Nach der Abwägung entschied der Kreis Heinsberg schließlich, den Bauantrag abzulehnen, da das Gebiet vom Landesamt für Natur, Umwelt und Forst Nordrhein-Westfalen als Gebiet von herausragender Bedeutung eingestuft wurde, insbesondere aufgrund des Biotopverbunds. Daraufhin wurde die Kreisverwaltung vor dem Oberverwaltungsgericht Münster verklagt. Im Gerichtsverfahren bot der Betreiber an, weitere Ausgleichsmaßnahmen durchzuführen und argumentierte, dass der Bereich, in dem die Windräder gebaut werden sollen, hauptsächlich aus Nadelwäldern besteht. Insbesondere Fichten sind nicht in der Lage, den Klimaveränderungen standzuhalten und werden im Laufe der Zeit aus den deutschen Wäldern verschwinden. Der Betreiber bot daher an, die Flächen mit FFH-lebensraumtypischen Laubholzarten wie Eiche und Buche zu bepflanzen und dafür zusätzlich 145.000 € auszugeben.

Änderung der Gesetzeslage: Das Osterpaket und das EEG

Trotz dieser Vorschläge war das nicht das ausschlaggebende Argument für den Kreis Heinsberg, den Bau nun doch zu genehmigen. Mitten im Gerichtsverfahren hat sich die Gesetzeslage geändert. Als unmittelbare Folge aus dem Ukrainekrieg und der daraus entstehenden Energiemangellage vom Bund wurde das sogenannte Osterpaket verabschiedet, welches die Erhöhung und Beschleunigung des Ausbaus von Windenergieanlagen vorsieht. Dies wurde flankiert von der Änderung des Erneuerbare-Energien-Gesetz (EEG), das besagt, dass die Errichtung und der Betrieb von Energieanlagen nun in überragendem öffentlichem Interesse liegen. Das bedeutet, dass der Kreis Heinsberg nun nicht mehr abwägen kann zwischen Naturschutz und öffentlichen Belangen und den Bau nicht mehr ablehnen kann.

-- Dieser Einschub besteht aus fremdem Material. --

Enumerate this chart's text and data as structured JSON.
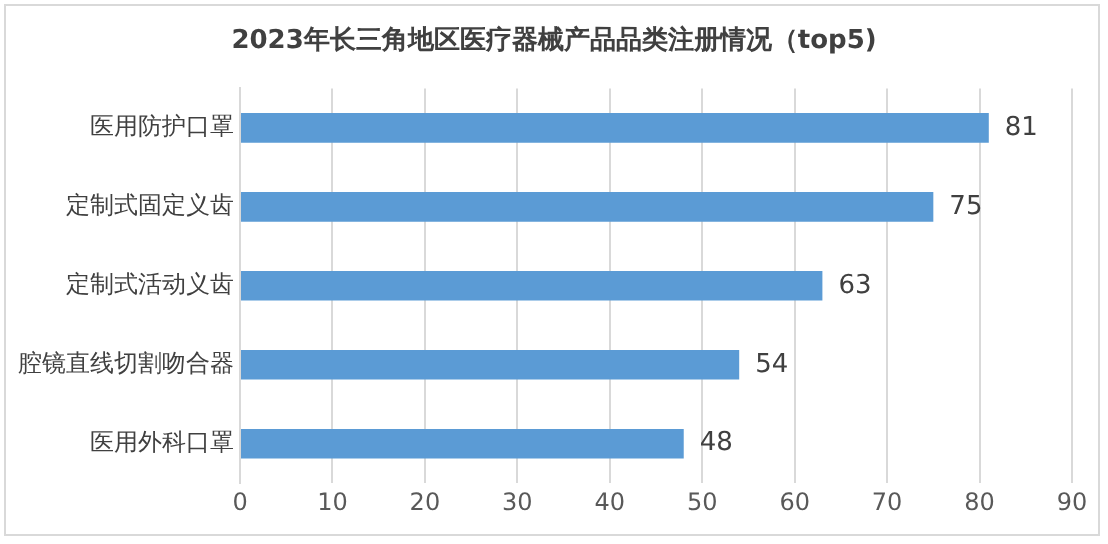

Begründete Kritik des Landrats an Belastungen für ländlichen Raum

Die geänderte Gesetzeslage zwingt nun die Kreisverwaltung, den Bau der vier Windräder im Birgelener Wald zu genehmigen. Landrat Stephan Pusch hat kritisch auf die aktuelle Situation bezüglich der Genehmigung von Windkraftanlagen reagiert und betont, dass die Belastungen für das Thema Energiewende fast ausschließlich den ländlichen Raum treffen. Er fordert, dass der Gesetzgeber der ländlichen Bevölkerung, die die Lasten zu tragen hat, einen Sondervorteil aus dem Ausbau mit erneuerbaren Energien zukommen lassen muss.

Er fordert außerdem, dass der Ausbau von erneuerbaren Energien nur dann forciert werden sollte, wenn gleichzeitig auch die Frage der Speicherung von Energie angegangen wird. Pusch warnt vor einer Verspargelung der Landschaft und einer mangelnden Energiesicherheit auf Dauer, wenn dies nicht berücksichtigt wird.